Securing WANs for the quantum era

Thinking about network security starts now, because protecting application data as it moves across the WAN is fundamental for ensuring safe and efficient air operations. Security measures also need ongoing attention as ATM operations increase their reliance on digitalization. A digital approach obviously offers an array of benefits, but it also expands the “attack surface” of the infrastructure, making it more vulnerable to cyber threats.

The strongest defenses against these threats combine a “zero-trust” approach with a multilayer defense-in-depth framework, which extends across the ATM infrastructure, networks, and applications. This turns the WAN into a first line of cyber defense with a suite of security tools — including network segmentation through IP/MPLS services, network access control, IP and media access control (MAC) filtering and role-based network management. However, as more sophisticated resources become available for cyberattacks, new methods of protection will be necessary not only for aviation, but across industries worldwide.

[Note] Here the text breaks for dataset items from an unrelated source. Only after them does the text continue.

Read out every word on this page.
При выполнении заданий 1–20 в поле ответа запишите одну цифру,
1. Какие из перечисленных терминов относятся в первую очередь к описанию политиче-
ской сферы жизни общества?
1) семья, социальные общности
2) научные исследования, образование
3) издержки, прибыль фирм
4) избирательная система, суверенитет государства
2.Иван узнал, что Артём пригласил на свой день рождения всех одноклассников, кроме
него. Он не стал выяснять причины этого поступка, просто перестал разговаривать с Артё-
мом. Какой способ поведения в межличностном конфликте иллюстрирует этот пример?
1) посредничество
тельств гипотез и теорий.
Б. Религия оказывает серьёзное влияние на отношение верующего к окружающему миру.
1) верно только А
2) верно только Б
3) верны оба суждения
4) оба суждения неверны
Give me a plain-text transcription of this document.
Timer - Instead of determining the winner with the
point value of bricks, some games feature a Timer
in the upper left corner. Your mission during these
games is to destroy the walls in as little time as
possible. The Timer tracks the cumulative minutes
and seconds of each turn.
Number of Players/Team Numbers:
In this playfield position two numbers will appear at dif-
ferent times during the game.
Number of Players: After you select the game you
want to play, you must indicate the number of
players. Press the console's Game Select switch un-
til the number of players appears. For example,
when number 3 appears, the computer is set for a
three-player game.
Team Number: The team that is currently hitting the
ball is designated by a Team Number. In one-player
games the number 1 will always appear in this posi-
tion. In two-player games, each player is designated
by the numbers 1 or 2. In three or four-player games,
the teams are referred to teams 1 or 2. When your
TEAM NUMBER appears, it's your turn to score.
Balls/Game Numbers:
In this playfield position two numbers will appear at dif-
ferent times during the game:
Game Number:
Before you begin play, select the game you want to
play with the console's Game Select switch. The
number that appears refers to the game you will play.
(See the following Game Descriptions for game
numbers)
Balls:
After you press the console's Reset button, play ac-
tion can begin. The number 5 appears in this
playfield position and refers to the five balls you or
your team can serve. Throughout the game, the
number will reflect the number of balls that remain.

In summary, success in today’s dynamic aviation landscape requires air navigation service providers to adopt a holistic approach. While individual technologies offer exciting opportunities, their true potential is unlocked through robust, secure, and adaptable networks that ensure seamless integration and optimal performance. By prioritizing the interplay between technology and infrastructure, aviation professionals can confidently navigate the complexities of modern airspace management.